3Sum Closest medium

Problem Statement

Given an integer array nums of length n and an integer target, find three integers in nums such that the sum is closest to target. Return the sum of the three integers. You may assume that each input would have exactly one solution.

Example 1:

Input: nums = [-1,2,1,-4], target = 1
Output: 2
Explanation: The sum that is closest to the target is 2. (-1 + 2 + 1 = 2)

Example 2:

Input: nums = [0,0,0], target = 1
Output: 0

Steps

  1. Sort the array: Sorting the array allows us to use a two-pointer approach efficiently.
  2. Iterate through the array: We iterate through the array using a single pointer i.
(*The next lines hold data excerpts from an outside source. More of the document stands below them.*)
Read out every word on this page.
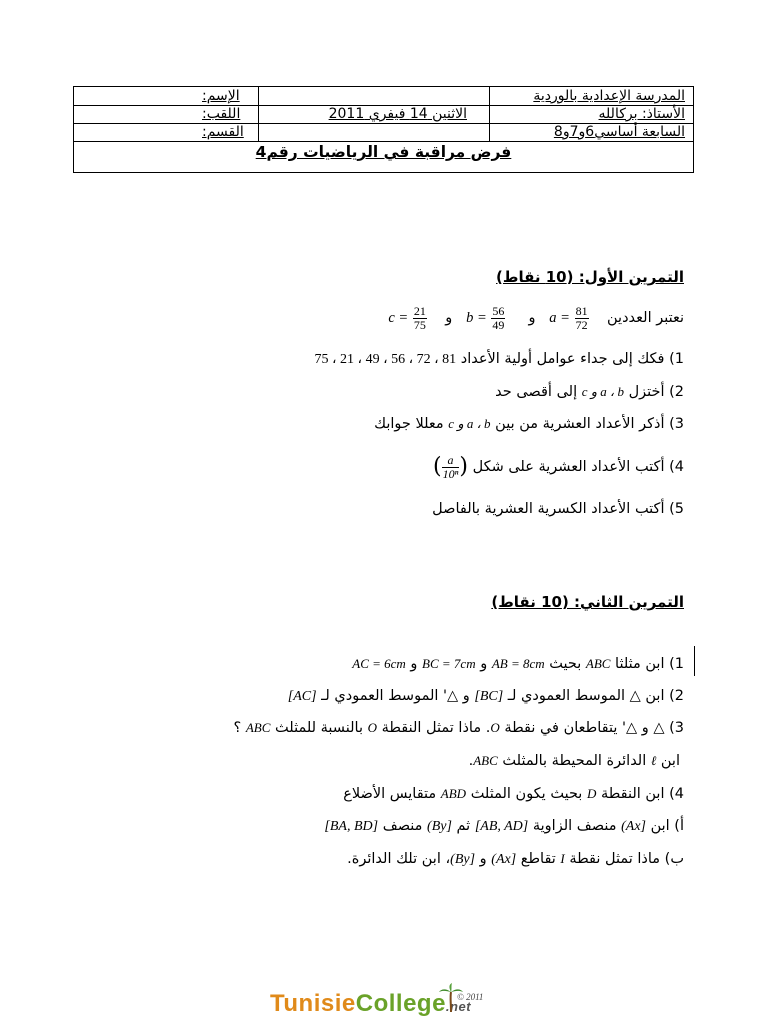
المدرسة الإعدادية بالوردية
الأستاذ: بركالله
السابعة أساسي6و7و8
الاثنين 14 فيفري 2011
الإسم:
اللقب:
القسم:
فرض مراقبة في الرياضيات رقم4
التمرين الأول: (10 نقاط)
نعتبر العددين   $a = \frac{81}{72}$
و    $b = \frac{56}{49}$
و    $c = \frac{21}{75}$
1) فكك إلى جداء عوامل أولية الأعداد 81 ، 72 ، 56 ، 49 ، 21 ، 75
2) أختزل a ، b و c إلى أقصى حد
3) أذكر الأعداد العشرية من بين a ، b و c معللا جوابك
4) أكتب الأعداد العشرية على شكل (
$\frac{a}{\text{10ⁿ}}$
)
5) أكتب الأعداد الكسرية العشرية بالفاصل
التمرين الثاني: (10 نقاط)
1) ابن مثلثا ABC بحيث AB = 8cm و BC = 7cm و AC = 6cm
2) ابن △ الموسط العمودي لـ [BC] و △' الموسط العمودي لـ [AC]
3) △ و △' يتقاطعان في نقطة O. ماذا تمثل النقطة O بالنسبة للمثلث ABC ؟
ابن ℓ الدائرة المحيطة بالمثلث ABC.
4) ابن النقطة D بحيث يكون المثلث ABD متقايس الأضلاع
أ) ابن [Ax) منصف الزاوية [AB, AD] ثم [By) منصف [BA, BD]
ب) ماذا تمثل نقطة I تقاطع [Ax) و [By)، ابن تلك الدائرة.
TunisieCollege.net
© 2011
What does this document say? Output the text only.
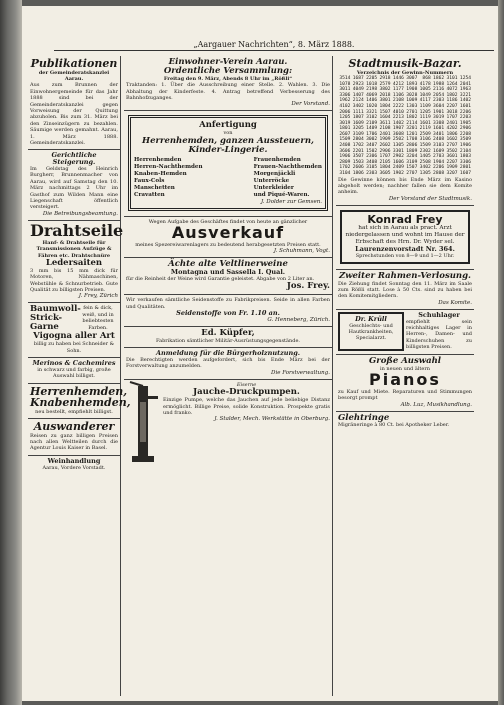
„Aargauer Nachrichten“, 8. März 1888.
Publikationen
der Gemeinderatskanzlei Aarau.
Aus zum Brunnen der Einwohnergemeinde für das Jahr 1888 sind bei der Gemeinderatskanzlei gegen Vorweisung der Quittung abzuholen. Bis zum 31. März bei den Zinseinzügern zu bezahlen. Säumige werden gemahnt. Aarau, 1. März 1888. Gemeinderatskanzlei.
Gerichtliche Steigerung.
Im Geldstag des Heinrich Burgherr, Brunnenmacher von Aarau, wird auf Samstag den 10. März nachmittags 2 Uhr im Gasthof zum Wilden Mann eine Liegenschaft öffentlich versteigert.
Die Betreibungsbeamtung.
Drahtseile
Hanf- & Drahtseile für Transmissionen Aufzüge & Fähren etc. Drahtschnüre
Ledersaiten
3 mm bis 15 mm dick für Motoren, Nähmaschinen, Webstühle & Schnurbetrieb. Gute Qualität zu billigsten Preisen.
J. Frey, Zürich
Baumwoll-Strick-Garne
fein & dick, weiß, und in beliebtesten Farben.
Vigogna aller Art
billig zu haben bei Schneider & Sohn.
Merinos & Cachemires
in schwarz und farbig, große Auswahl billigst.
Herrenhemden, Knabenhemden,
neu bestellt, empfiehlt billigst.
Auswanderer
Reisen zu ganz billigen Preisen nach allen Weltteilen durch die Agentur Louis Kaiser in Basel.
Weinhandlung
Aarau, Vordere Vorstadt.
Einwohner-Verein Aarau.
Ordentliche Versammlung:
Freitag den 9. März, Abends 8 Uhr im „Rößli“
Traktanden: 1. Über die Ausschreibung einer Stelle. 2. Wahlen. 3. Die Abhaltung der Kinderfeste. 4. Antrag betreffend Verbesserung des Bahnhofzuganges.
Der Vorstand.
Anfertigung
von
Herrenhemden, ganzen Aussteuern, Kinder-Lingerie.
Herrenhemden
Herren-Nachthemden
Knaben-Hemden
Faux-Cols
Manschetten
Cravatten
Frauenhemden
Frauen-Nachthemden
Morgenjäckli
Unterröcke
Unterkleider
und Piqué-Waren.
J. Dolder zur Gemsen.
Wegen Aufgabe des Geschäftes findet von heute an gänzlicher
Ausverkauf
meines Spezereiwarenlagers zu bedeutend herabgesetzten Preisen statt.
J. Schuhmann, Vogt.
Ächte alte Veltlinerweine
Montagna und Sassella I. Qual.
für die Reinheit der Weine wird Garantie geleistet. Abgabe von 2 Liter an.
Jos. Frey.
Wir verkaufen sämtliche Seidenstoffe zu Fabrikpreisen. Seide in allen Farben und Qualitäten.
Seidenstoffe von Fr. 1.10 an.
G. Henneberg, Zürich.
Ed. Küpfer,
Fabrikation sämtlicher Militär-Ausrüstungsgegenstände.
Anmeldung für die Bürgerholznutzung.
Die Berechtigten werden aufgefordert, sich bis Ende März bei der Forstverwaltung anzumelden.
Die Forstverwaltung.
Eiserne
Jauche-Druckpumpen.
Einzige Pumpe, welche das Jauchen auf jede beliebige Distanz ermöglicht. Billige Preise, solide Konstruktion. Prospekte gratis und franko.
J. Stalder, Mech. Werkstätte in Oberburg.
Stadtmusik-Bazar.
Verzeichnis der Gewinn-Nummern
3514	1687	2205	2918	1446	3007	868	1862	3101	1254
1078	2923	1018	2579	4212	1893	4178	1988	1264	2041
3011	4049	2198	3802	1177	1908	1005	2116	4072	1963
3306	1407	4069	2018	1106	3028	1049	2054	1802	3221
1962	2124	1406	3801	2108	1009	4117	2303	1186	1402
4102	3402	1020	1804	2222	1303	1109	3604	2207	1601
2006	1111	3321	1507	4010	2701	1205	1901	3018	2206
1205	1807	3102	1604	2213	1802	1119	3019	1707	2203
3019	1609	2109	3611	1402	2114	1601	3308	2401	1905
1801	3205	1409	2108	1907	3201	2119	1601	4202	2906
2607	3109	1706	2401	3608	1201	2509	3401	1806	2208
1509	2804	3002	1909	2502	1708	3106	2408	1602	3509
2408	1702	3407	2602	1305	2806	1509	3103	2707	1906
3606	2201	1502	2906	3301	1809	2302	1609	3502	2104
1906	3507	2306	1707	2902	3204	1405	2703	3601	1803
2809	1503	3408	2105	1606	3109	2508	1904	2207	3306
1702	2606	3105	1804	2409	1507	3402	2206	1909	2801
3104	1806	2303	3605	1902	2707	1305	2808	3207	1607
Die Gewinne können bis Ende März im Kasino abgeholt werden; nachher fallen sie dem Komite anheim.
Der Vorstand der Stadtmusik.
Konrad Frey
hat sich in Aarau als pract. Arzt niedergelassen und wohnt im Hause der Erbschaft des Hrn. Dr. Wyder sel.
Laurenzenvorstadt Nr. 364.
Sprechstunden von 8—9 und 1—2 Uhr.
Zweiter Rahmen-Verlosung.
Die Ziehung findet Sonntag den 11. März im Saale zum Rößli statt. Lose à 50 Cts. sind zu haben bei den Komitemitgliedern.
Das Komite.
Dr. Krüll
Geschlechts- und Hautkrankheiten, Specialarzt.
Schuhlager
empfiehlt sein reichhaltiges Lager in Herren-, Damen- und Kinderschuhen zu billigsten Preisen.
Große Auswahl
in neuen und ältern
Pianos
zu Kauf und Miete. Reparaturen und Stimmungen besorgt prompt
Alb. Luz, Musikhandlung.
Glehtringe
Migräneringe à 80 Ct. bei Apotheker Leber.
For each element at index i, we consider it as one of the three numbers in the sum.
  3. Two-pointer approach: For each i, we use two pointers, left and right, to scan the remaining array. left starts at i + 1 and right starts at n - 1.
  4. Calculate the sum: We calculate the sum currentSum = nums[i] + nums[left] + nums[right].
  5. Compare with the target and update the closest sum: We compare the absolute difference between currentSum and target with the absolute difference between the current closest sum (closestSum) and target. We update closestSum if we find a closer sum.
  6. Adjust pointers: If currentSum is less than target, we increment left to increase the sum. If currentSum is greater than target, we decrement right to decrease the sum.
  7. Return the closest sum: After iterating through all possible triplets, we return the closestSum.

Explanation

The algorithm leverages the fact that after sorting the array, we can efficiently search for triplets whose sum is close to the target using a two-pointer technique. By moving the left and right pointers, we systematically explore all possible combinations involving the element at index i. The use of absolute difference ensures that we are always tracking the sum that is closest to the target, regardless of whether the sum is greater or less than the target.

Code

#include <iostream>
#include <vector>
#include <algorithm>
#include <limits> // Required for numeric_limits

using namespace std;

int threeSumClosest(vector<int>& nums, int target) {
    sort(nums.begin(), nums.end());
    int n = nums.size();
    int closestSum = numeric_limits<int>::max(); // Initialize with the largest possible integer
    int minDiff = numeric_limits<int>::max(); //Initialize with the largest possible integer


    for (int i = 0; i < n - 2; ++i) {
        int left = i + 1;
        int right = n - 1;
        while (left < right) {
            int currentSum = nums[i] + nums[left] + nums[right];
            int diff = abs(currentSum - target);

            if (diff < minDiff) {
                minDiff = diff;
                closestSum = currentSum;
            }

            if (currentSum < target) {
                left++;
            } else if (currentSum > target) {
                right--;
            } else {
                return target; // Exact match found
            }
        }
    }
    return closestSum;
}

int main() {
    vector<int> nums1 = {-1, 2, 1, -4};
    int target1 = 1;
    cout << "Example 1: " << threeSumClosest(nums1, target1) << endl; // Output: 2

    vector<int> nums2 = {0, 0, 0};
    int target2 = 1;
    cout << "Example 2: " << threeSumClosest(nums2, target2) << endl; // Output: 0

    return 0;
}

Complexity

  • Time Complexity: O(n^2), dominated by the nested loops. Sorting the array takes O(n log n), but this is less significant than the nested loops.
  • Space Complexity: O(log n) in the best and average case for sorting (due to recursion in quicksort or mergesort), O(n) in the worst case (for sorting). If we consider in-place sorting algorithms (like heapsort), space complexity becomes O(1). The additional space used by the variables is constant, O(1).